Text transformation feature – dashes, "smart" quotes, etc.

ile commented 5 years ago

Would this be the correct plugin to handle things like:

Turn double dash (--) into – (endash)
Turn triple dash (---) into — (emdash)
In practice this would mean to turn double/triple dash + space into a wider dash.
https://en.wikipedia.org/wiki/Dash

Or

Turn "..." into “...”
Turn '...' into ‘...’ (or more "beautiful" quotation marks)

Or

If a text is selected (as in "painted") and then a quotation mark is typed, the selected text is wrapped in quotes.

If this would be the correct plugin, let's treat this issue as a feature request? Thank you.

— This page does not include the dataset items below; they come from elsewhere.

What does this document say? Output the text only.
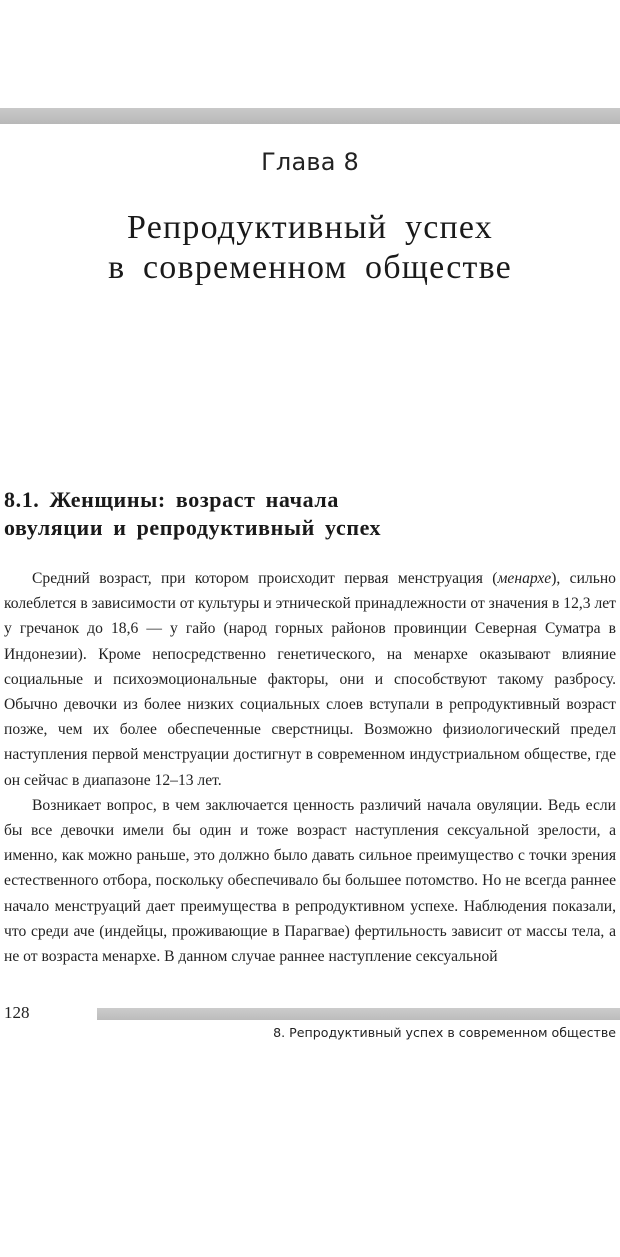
Глава 8
Репродуктивный успех
в современном обществе
8.1. Женщины: возраст начала
овуляции и репродуктивный успех

Средний возраст, при котором происходит первая менструация (менархе), сильно колеблется в зависимости от культуры и этнической принадлежности от значения в 12,3 лет у гречанок до 18,6 — у гайо (народ горных районов провинции Северная Суматра в Индонезии). Кроме непосредственно генетического, на менархе оказывают влияние социальные и психоэмоциональные факторы, они и способствуют такому разбросу. Обычно девочки из более низких социальных слоев вступали в репродуктивный возраст позже, чем их более обеспеченные сверстницы. Возможно физиологический предел наступления первой менструации достигнут в современном индустриальном обществе, где он сейчас в диапазоне 12–13 лет.

Возникает вопрос, в чем заключается ценность различий начала овуляции. Ведь если бы все девочки имели бы один и тоже возраст наступления сексуальной зрелости, а именно, как можно раньше, это должно было давать сильное преимущество с точки зрения естественного отбора, поскольку обеспечивало бы большее потомство. Но не всегда раннее начало менструаций дает преимущества в репродуктивном успехе. Наблюдения показали, что среди аче (индейцы, проживающие в Парагвае) фертильность зависит от массы тела, а не от возраста менархе. В данном случае раннее наступление сексуальной

128
8. Репродуктивный успех в современном обществе
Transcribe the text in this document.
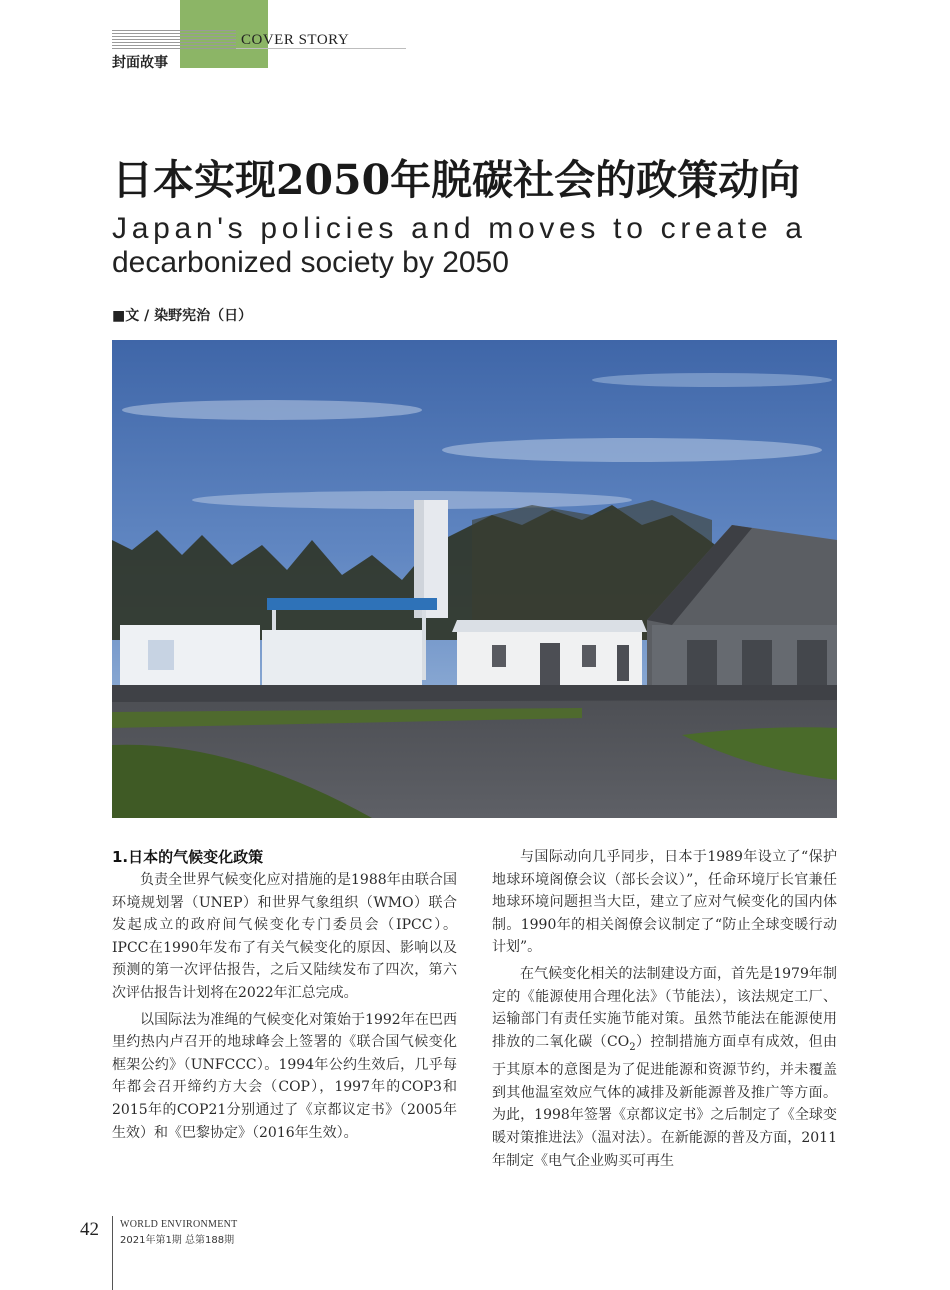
COVER STORY
封面故事
日本实现2050年脱碳社会的政策动向
Japan's policies and moves to create a
decarbonized society by 2050
■文 / 染野宪治（日）
1.日本的气候变化政策

负责全世界气候变化应对措施的是1988年由联合国环境规划署（UNEP）和世界气象组织（WMO）联合发起成立的政府间气候变化专门委员会（IPCC）。IPCC在1990年发布了有关气候变化的原因、影响以及预测的第一次评估报告，之后又陆续发布了四次，第六次评估报告计划将在2022年汇总完成。

以国际法为准绳的气候变化对策始于1992年在巴西里约热内卢召开的地球峰会上签署的《联合国气候变化框架公约》（UNFCCC）。1994年公约生效后，几乎每年都会召开缔约方大会（COP），1997年的COP3和2015年的COP21分别通过了《京都议定书》（2005年生效）和《巴黎协定》（2016年生效）。

与国际动向几乎同步，日本于1989年设立了“保护地球环境阁僚会议（部长会议）”，任命环境厅长官兼任地球环境问题担当大臣，建立了应对气候变化的国内体制。1990年的相关阁僚会议制定了“防止全球变暖行动计划”。

在气候变化相关的法制建设方面，首先是1979年制定的《能源使用合理化法》（节能法），该法规定工厂、运输部门有责任实施节能对策。虽然节能法在能源使用排放的二氧化碳$(CO_2)$控制措施方面卓有成效，但由于其原本的意图是为了促进能源和资源节约，并未覆盖到其他温室效应气体的减排及新能源普及推广等方面。为此，1998年签署《京都议定书》之后制定了《全球变暖对策推进法》（温对法）。在新能源的普及方面，2011年制定《电气企业购买可再生

42 WORLD ENVIRONMENT
2021年第1期 总第188期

scofalik commented 5 years ago

This topic was briefly discussed here: https://github.com/ckeditor/ckeditor5/issues/1366. The short answer is: it probably is possible to implement those transformations using what is already available in autoformat feature but those kinds of transformations weren't on our mind when we created InlineAutoformatEditing so I can't guarantee you that it will work flawlessly or that the integration will look good.

ile commented 5 years ago

Ok.

It would be nice to have a ckeditor-typography package, which would do something like this:

https://github.com/pnevyk/tipograph https://github.com/sapegin/richtypo.js

I know I could perhaps create it myself, and maybe I will, but if you did it, it would probably be correctly done from the beginning...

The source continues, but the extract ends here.